After a follow-up of 16 weeks, histologic remission was achieved in 68% (n = 25/37) of the patients in the higher-exposure group, 58% (n = 18/31) in the lower-exposure group, and 3% (n = 1/34) in the placebo group. The difference between the higher-exposure group and placebo was 65 percentage points (95% confidence interval [CI] = 48–81, P < .001). There was a 55 percentage-point difference between the lower-exposure group and placebo (95% CI = 37–73, P < .001). Significant improvements were observed in histologic, endoscopic, and transcriptomic measures, including reductions in type 2 inflammation gene-expression signatures in the higher-exposure group, as shown by lower normalized enrichment scores for the type 2 inflammation and eosinophilic esophagitis diagnostic panel gene sets. After 52 weeks, the patients who continued dupilumab demonstrated sustained histologic and endoscopic improvements, while those switching from placebo showed comparable benefits.

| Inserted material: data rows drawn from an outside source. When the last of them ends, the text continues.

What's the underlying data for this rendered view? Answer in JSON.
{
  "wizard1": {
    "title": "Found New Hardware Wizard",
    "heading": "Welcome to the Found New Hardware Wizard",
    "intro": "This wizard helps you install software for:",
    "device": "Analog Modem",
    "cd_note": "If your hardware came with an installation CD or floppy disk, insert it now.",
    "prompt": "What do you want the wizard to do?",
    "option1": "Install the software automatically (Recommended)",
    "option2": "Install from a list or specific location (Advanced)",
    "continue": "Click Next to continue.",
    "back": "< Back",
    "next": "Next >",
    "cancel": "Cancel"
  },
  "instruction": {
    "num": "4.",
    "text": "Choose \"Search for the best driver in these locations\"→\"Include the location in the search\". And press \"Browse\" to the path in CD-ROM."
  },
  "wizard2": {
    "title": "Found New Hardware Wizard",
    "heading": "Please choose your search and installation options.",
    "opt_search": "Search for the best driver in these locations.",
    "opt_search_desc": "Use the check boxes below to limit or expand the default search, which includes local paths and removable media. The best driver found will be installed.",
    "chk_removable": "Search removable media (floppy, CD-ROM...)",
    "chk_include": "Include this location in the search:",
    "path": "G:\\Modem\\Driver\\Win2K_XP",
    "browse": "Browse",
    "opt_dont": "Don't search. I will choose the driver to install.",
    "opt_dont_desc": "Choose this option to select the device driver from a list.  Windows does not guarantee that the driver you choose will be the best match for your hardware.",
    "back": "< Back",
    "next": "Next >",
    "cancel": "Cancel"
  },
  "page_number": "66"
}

Adverse events were more frequent in the dupilumab groups compared with the placebo group. Common adverse events included injection-site pain, headache, nausea, and COVID-19 infections. Serious adverse events were reported in three patients during part A and in 6 patients overall during part B. No deaths resultant from adverse events were reported.
The researchers noted study limitations, including the challenge of assessing symptoms in young pediatric patients as a result of cognitive and feeding adaptations, as well as the absence of a placebo group in part B, which limited direct comparisons beyond week 16.
Dupilumab significantly increased histologic remission in pediatric patients with EoE and reduced markers of type 2 inflammation.
Full disclosures can be found in the published study.